Following these findings, Hayes claims, and documents from the lawsuits confirm, that Syngentia pressured him to fudge data and later launched an offense against him. After unsuccessfully pressuring him to manipulate data, Syngentia terminated their relationship with Hayes. They did not leave his life, however. Syngentia recruited teams of scientists to discredit his work. Hayes also reports that Syngenta had been monitoring his private emails, and that one employee made intimidating statements about his wife and daughter.
Interestingly, the studies funded by Syngenta tended to find that atrazine posed much less of a health risk, than did independent ones, and Hayes reports that the scientists conducting them were difficult to collaborate or share data with.
While this was going on, the European Union banned the use of atrazine in 2003 over concerns of its “ubiquitous and unpreventable water contamination.” The U.S., on the other hand, allowed for its continued use, having set the limit for drinking water at 3 ppb in 1991. The 2003 decision to permit atrazine’s use was guided by two advisory committees made up entirely of EPA and Syngenta employees.

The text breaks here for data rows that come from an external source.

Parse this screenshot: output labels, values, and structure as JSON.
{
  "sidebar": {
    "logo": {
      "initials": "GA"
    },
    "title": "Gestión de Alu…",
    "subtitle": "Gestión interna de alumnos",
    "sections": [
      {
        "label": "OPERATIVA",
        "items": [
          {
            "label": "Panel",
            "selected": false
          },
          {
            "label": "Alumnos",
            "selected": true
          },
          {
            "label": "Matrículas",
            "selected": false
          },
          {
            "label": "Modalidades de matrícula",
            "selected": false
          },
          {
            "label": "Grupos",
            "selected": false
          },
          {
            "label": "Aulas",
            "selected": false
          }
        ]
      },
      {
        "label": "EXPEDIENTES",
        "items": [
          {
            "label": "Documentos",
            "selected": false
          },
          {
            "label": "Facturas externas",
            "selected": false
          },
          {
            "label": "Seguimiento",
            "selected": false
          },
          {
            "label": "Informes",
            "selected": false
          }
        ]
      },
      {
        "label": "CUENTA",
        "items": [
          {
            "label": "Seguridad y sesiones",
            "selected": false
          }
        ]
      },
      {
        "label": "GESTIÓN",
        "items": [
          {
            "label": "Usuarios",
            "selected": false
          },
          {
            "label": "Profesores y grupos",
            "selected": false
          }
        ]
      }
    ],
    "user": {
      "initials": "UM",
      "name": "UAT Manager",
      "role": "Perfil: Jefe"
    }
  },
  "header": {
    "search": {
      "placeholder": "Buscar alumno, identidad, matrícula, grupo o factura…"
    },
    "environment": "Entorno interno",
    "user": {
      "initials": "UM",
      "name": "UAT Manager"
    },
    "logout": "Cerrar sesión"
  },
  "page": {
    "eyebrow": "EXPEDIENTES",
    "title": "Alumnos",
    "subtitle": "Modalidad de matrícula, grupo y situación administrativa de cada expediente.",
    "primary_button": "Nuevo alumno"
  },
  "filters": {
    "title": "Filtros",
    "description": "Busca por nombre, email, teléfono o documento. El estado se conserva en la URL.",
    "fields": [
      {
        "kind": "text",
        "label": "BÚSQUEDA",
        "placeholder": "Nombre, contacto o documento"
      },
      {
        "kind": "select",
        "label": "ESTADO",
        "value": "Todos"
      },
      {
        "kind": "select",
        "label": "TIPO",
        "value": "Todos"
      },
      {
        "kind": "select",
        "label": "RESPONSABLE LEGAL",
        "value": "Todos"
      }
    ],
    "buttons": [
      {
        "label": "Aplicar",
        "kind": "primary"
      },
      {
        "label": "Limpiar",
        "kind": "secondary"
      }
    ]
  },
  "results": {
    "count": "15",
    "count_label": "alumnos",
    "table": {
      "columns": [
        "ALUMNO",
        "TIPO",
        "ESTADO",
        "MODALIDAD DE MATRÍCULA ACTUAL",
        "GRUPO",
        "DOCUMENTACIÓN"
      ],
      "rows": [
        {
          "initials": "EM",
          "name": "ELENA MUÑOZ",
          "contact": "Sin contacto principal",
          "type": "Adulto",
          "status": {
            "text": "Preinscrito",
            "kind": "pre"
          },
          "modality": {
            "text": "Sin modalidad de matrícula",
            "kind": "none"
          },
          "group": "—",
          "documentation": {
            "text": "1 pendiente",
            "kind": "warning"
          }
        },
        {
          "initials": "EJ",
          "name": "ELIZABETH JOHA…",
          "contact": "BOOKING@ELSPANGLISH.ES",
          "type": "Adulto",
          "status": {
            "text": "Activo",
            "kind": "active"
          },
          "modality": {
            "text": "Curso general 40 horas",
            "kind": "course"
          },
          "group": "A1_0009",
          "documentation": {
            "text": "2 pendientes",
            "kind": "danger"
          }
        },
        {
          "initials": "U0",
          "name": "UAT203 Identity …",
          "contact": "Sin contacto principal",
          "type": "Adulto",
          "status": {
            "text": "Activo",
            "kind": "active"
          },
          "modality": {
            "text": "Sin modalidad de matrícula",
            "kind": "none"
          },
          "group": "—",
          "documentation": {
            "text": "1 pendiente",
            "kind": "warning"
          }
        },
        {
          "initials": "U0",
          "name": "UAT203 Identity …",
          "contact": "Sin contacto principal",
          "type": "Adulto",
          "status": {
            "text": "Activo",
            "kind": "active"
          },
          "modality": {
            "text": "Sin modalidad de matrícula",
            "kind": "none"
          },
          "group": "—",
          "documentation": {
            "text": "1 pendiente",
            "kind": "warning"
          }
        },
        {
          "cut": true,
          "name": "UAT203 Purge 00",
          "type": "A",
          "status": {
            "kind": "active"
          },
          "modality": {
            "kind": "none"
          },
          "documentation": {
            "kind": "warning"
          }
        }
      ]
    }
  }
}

Syngenta’s history with the EPA extends beyond this, though. The agricultural giant has come into hot water recently after an appellate court found that the EPA registered one of its insecticides, CTP, without meeting standards set up by the Endangered Species Act. Additionally, the company settled a lawsuit with the EPA in 2018, after exposing Hawaiian farmworkers to a pesticide known to cause illness and neurodevelopmental effects.

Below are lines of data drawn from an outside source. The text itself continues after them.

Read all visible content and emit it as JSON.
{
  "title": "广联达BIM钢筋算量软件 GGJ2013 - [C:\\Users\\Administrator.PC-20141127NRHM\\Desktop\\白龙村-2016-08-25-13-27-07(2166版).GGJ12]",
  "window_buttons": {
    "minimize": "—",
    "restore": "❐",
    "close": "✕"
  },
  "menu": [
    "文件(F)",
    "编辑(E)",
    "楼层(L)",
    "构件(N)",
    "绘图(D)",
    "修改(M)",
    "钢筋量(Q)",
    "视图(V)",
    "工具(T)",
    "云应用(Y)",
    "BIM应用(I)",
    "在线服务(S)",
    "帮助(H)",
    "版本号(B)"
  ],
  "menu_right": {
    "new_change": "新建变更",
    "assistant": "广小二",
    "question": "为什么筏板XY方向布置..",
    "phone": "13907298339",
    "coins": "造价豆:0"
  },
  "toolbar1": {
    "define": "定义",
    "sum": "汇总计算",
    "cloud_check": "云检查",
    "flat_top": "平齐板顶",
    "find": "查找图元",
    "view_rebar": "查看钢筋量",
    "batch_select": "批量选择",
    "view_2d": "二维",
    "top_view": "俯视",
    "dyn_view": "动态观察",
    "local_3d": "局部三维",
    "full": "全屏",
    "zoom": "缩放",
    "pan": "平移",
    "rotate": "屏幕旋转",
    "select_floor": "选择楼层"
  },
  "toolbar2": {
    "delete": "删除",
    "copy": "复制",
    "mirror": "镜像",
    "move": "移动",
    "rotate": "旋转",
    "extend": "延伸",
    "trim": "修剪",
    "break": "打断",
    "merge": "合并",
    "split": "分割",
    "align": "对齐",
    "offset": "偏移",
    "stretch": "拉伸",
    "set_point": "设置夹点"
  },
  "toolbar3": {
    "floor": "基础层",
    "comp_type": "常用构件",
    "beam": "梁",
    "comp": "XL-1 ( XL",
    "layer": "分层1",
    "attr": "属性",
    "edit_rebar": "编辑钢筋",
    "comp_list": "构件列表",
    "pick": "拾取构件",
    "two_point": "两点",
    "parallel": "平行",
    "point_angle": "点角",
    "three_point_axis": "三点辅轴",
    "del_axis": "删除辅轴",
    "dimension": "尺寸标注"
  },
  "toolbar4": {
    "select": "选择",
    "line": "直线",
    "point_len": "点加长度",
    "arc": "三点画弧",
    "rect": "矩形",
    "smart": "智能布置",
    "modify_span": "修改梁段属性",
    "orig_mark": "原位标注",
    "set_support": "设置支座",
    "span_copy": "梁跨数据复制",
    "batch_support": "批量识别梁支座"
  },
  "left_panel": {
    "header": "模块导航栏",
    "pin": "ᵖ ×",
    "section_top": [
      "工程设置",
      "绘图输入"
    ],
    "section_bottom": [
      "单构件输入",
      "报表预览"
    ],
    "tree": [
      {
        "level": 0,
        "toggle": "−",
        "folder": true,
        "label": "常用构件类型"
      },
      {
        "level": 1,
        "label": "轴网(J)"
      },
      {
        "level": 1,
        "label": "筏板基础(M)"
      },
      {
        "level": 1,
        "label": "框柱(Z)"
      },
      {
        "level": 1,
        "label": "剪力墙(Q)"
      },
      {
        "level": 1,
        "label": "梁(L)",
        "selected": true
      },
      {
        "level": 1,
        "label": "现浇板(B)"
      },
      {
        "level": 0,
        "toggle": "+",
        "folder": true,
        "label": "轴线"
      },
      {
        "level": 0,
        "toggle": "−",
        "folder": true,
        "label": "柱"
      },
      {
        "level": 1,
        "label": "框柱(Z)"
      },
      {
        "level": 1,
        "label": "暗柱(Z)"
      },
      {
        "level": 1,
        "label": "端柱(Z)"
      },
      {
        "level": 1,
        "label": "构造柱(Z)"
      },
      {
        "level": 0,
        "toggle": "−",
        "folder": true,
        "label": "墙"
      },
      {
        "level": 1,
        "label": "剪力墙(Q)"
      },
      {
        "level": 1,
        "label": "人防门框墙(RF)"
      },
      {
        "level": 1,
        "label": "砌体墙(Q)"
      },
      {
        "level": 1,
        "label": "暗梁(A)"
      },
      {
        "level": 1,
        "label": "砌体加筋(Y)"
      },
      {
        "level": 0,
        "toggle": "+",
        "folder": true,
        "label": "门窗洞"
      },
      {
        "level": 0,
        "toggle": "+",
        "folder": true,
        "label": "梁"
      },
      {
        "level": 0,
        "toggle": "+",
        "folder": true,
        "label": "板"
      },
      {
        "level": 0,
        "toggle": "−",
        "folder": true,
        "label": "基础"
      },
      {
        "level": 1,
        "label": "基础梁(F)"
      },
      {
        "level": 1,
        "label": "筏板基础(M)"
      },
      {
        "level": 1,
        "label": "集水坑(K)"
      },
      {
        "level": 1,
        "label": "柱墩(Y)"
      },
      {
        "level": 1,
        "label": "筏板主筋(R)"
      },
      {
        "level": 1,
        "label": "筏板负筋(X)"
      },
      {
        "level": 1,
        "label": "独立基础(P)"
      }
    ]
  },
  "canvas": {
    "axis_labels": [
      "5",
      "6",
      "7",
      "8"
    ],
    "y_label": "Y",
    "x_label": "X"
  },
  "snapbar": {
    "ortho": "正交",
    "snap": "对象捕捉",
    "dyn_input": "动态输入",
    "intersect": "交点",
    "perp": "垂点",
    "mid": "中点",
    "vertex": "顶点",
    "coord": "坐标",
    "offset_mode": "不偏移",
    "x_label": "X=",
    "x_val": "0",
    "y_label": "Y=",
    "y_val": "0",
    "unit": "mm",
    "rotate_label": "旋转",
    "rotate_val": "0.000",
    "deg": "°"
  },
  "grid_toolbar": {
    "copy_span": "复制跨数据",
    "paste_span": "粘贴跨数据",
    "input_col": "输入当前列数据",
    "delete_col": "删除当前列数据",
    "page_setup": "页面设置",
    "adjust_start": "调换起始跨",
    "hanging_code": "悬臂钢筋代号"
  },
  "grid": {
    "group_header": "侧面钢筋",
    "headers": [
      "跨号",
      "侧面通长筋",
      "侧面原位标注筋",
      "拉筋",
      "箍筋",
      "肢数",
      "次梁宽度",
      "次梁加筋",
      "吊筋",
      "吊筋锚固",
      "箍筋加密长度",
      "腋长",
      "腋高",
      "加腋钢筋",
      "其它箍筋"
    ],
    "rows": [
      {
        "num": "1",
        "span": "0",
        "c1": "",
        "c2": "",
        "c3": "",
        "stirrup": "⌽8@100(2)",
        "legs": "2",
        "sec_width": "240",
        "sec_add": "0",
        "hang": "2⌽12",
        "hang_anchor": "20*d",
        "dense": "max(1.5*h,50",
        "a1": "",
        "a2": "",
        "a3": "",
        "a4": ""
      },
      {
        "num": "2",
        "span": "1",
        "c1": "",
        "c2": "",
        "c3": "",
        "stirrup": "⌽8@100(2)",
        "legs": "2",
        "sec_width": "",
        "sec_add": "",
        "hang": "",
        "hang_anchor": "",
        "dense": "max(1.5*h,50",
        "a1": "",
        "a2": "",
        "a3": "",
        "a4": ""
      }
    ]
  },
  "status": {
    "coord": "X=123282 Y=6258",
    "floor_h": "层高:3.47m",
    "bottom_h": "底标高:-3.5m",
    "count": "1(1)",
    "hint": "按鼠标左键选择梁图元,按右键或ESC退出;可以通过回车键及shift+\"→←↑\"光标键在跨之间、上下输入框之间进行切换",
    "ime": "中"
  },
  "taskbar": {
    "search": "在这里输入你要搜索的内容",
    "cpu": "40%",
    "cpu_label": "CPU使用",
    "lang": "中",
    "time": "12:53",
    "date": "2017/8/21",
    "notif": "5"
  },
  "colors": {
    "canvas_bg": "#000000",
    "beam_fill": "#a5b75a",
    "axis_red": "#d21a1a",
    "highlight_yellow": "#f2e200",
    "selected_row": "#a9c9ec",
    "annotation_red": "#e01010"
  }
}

But back to atrazine. The chemical harms more parts of our aquatic ecosystems than just frogs. Atrazine inhibits photosynthesis in a number of aquatic plants. It is linked to DNA and endocrine system damage in aquatic invertebrates, and was associated with reproductive and developmental deficits in a number of fish species.
You do not have to be a fish or live in water to experience the detrimental effects of atrazine. Atrazine works as an endocrine disruptor in mammals. In human cells, it was found to act on SF-1, a human transcription factor involved in the the function of multiple endocrine glands as well as sex determination. Atrazine’s endocrine disruption, among other things, has been linked to an increase in testosterone’s conversion to estrogen in humans.
It should come as no surprise, then, that atrazine has been linked to other health defects. Current research explores its link to cancer as well as abnormal genital development. It is worth noting that due to ethical concerns, much of the research conducted on atrazine’s effects has been done on rats and not humans.
Corn growers, though, are not too concerned with the chemical’s continued use. Gary Marshall, CEO of the Missouri Corn Growers Association was quoted in a 2020 article as saying, “these products [triazine herbicides] are the most heavily researched compounds in the history of crop production and are among the safest to use for the environment, human safety and for the safety of aquatic life.” Gary Marshall also does work for the Triazine Network, which promotes the use of atrazine and other such chemicals.
Personally, my family has successfully grown corn on our farm for years without ever using atrazine. Atrazine’s continued use in the U.S. flies in the face of the science that proves its detrimental effects on our endocrine function, it harms our aquatic ecosystems, and it has a significant cost on taxpayers across the Midwest. It’s time the EPA, without the help of Syngenta and its army of paid scientists, review the science and determine how safe atrazine really is.